La baraïta demande: Et puisque le verset inclut finalement tous les éléments, même les offrandes de repas et le journal d'huile d'un lépreux, on peut maintenant se demander: Pourquoi le verset parle-t-il spécifiquement du piggul en ce qui concerne les offrandes de paix? La baraïta répond: Cela sert à vous dire que l'offrande doit être semblable aux offrandes de paix de la manière suivante: De même que les offrandes de paix sont remarquables en ce qu'elles ont des facteurs permettant, soit pour la consommation par une personne, soit pour être brûlées sur l'autel, de même, en ce qui concerne tout article qui a des facteurs permis, soit pour une personne, soit pour l'autel, on est responsable de le manger en raison de la violation de l'interdiction du piggul.
וּמֵאַחַר שֶׁסּוֹפוֹ לְרַבּוֹת כׇּל דָּבָר, לָמָּה נֶאֱמַר שְׁלָמִים מֵעַתָּה? לוֹמַר לָךְ: מָה שְׁלָמִים מְיוּחָדִים – שֶׁיֵּשׁ לָהֶן מַתִּירִין בֵּין לָאָדָם בֵּין לַמִּזְבֵּחַ, אַף כֹּל שֶׁיֵּשׁ לוֹ מַתִּירִין בֵּין לָאָדָם בֵּין לַמִּזְבֵּחַ – חַיָּיבִין עֲלֵיהֶן מִשּׁוּם פִּיגּוּל.
La baraïta précise: En ce qui concerne l'holocauste, son sang permet à sa chair d'être brûlée sur l'autel et sa peau d'être utilisée par les prêtres. En ce qui concerne l'oiseau en holocauste, son sang permet à sa chair et à sa peau d'être brûlées sur l'autel. En ce qui concerne l'oiseau sacrifié pour le péché, son sang rend sa chair autorisée à la consommation par les prêtres. En ce qui concerne les taureaux qui sont brûlés, par exemple, le taureau sacrifié pour une transgression communautaire involontaire, et les chèvres qui sont brûlées, par exemple, le bouc sacrifié pour un péché communautaire involontaire d'adoration des idoles, leur sang rend leurs portions sacrificielles autorisées à être sacrifiées sur l'autel.
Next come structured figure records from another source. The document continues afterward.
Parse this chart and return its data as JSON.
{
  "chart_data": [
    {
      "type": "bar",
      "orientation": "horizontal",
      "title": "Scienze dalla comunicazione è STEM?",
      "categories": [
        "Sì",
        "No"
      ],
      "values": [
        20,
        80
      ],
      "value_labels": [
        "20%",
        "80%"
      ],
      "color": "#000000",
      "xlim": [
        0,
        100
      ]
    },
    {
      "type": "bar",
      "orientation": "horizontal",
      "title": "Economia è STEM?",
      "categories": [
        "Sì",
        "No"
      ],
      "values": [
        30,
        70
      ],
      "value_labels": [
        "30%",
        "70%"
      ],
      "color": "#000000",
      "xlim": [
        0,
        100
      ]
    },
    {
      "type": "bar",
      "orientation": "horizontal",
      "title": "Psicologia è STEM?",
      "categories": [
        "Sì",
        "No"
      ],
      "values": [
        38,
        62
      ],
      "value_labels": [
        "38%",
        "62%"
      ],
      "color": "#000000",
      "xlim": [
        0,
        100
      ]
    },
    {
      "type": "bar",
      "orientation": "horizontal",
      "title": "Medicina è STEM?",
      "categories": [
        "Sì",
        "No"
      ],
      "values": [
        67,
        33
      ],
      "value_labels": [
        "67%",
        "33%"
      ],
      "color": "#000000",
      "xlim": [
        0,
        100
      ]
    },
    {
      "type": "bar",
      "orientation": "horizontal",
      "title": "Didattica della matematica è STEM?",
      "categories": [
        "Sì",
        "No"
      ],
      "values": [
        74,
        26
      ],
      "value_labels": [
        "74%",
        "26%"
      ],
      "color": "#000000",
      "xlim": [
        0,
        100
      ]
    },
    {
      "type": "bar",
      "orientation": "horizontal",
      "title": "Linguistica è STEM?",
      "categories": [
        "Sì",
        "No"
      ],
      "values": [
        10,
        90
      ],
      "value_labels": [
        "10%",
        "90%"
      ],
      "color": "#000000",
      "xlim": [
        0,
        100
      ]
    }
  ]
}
הָעוֹלָה – דָּמָהּ מַתִּיר אֶת בְּשָׂרָהּ לַמִּזְבֵּחַ, וְעוֹרָהּ לַכֹּהֲנִים. עוֹלַת הָעוֹף – דָּמָהּ מַתִּיר אֶת בְּשָׂרָהּ לַמִּזְבֵּחַ. חַטַּאת הָעוֹף – דָּמָהּ מַתִּיר אֶת בְּשָׂרָהּ לַכֹּהֲנִים. פָּרִים הַנִּשְׂרָפִים וּשְׂעִירִים הַנִּשְׂרָפִים – דָּמָם מַתִּיר אֶת אֵימוּרֵיהֶן לִיקְרַב.
Et j'exclus, par analogie avec les offrandes de paix, la poignée d'offrande de repas, l'encens, l'encens, l'offrande de repas des prêtres, l'offrande de gâteau du prêtre oint, l'offrande de gâteau apportée avec les libations qui accompagnent les offrandes d'animaux, et le sang. Tous ceux-ci n'ont pas d'élément qui les rend autorisés soit pour une personne, soit pour l'autel.
וּמוֹצִיא אֲנִי אֶת הַקּוֹמֶץ, וְאֶת הַלְּבוֹנָה, וְהַקְּטֹרֶת, וּמִנְחַת כֹּהֲנִים, וּמִנְחַת כֹּהֵן מָשִׁיחַ, וּמִנְחַת נְסָכִים, וְהַדָּם.
La baraïta conclut: Rabbi Shimon dit que le fait que le verset spécifie les offrandes de paix comme le cas standard du piggul enseigne: Tout comme les offrandes de paix sont remarquables en ce qu'elles ont un facteur de permission qui est sacrifié sur l'autel extérieur, c'est-à-dire leur sang, et que l'on est responsable de les manger en raison de la violation de l'interdiction du piggul, de même, en ce qui concerne tout article qui a un facteur de permission qui est sacrifié sur l'autel extérieur, on est responsable de le manger en raison de la violation de l'interdiction. de piggul. Cela sert à exclure les taureaux brûlés et les boucs brûlés: puisque leur sang n'est pas présenté sur l'autel extérieur comme des offrandes de paix, on n'est pas responsable d'en manger en raison de la violation de l'interdiction du piggul.
רַבִּי שִׁמְעוֹן אוֹמֵר: מָה שְׁלָמִים מְיוּחָדִין – שֶׁיֵּשׁ בּוֹ עַל מִזְבֵּחַ הַחִיצוֹן וְחַיָּיבִין עָלָיו, אַף כֹּל שֶׁיֶּשְׁנָן עַל מִזְבֵּחַ הַחִיצוֹן – חַיָּיבִין עָלָיו מִשּׁוּם פִּיגּוּל. יָצְאוּ פָּרִים הַנִּשְׂרָפִים וּשְׂעִירִים הַנִּשְׂרָפִים, הוֹאִיל שֶׁאֵין עַל מִזְבֵּחַ הַחִיצוֹן כִּשְׁלָמִים – אֵין חַיָּיבִין עָלָיו מִשּׁוּם פִּיגּוּל.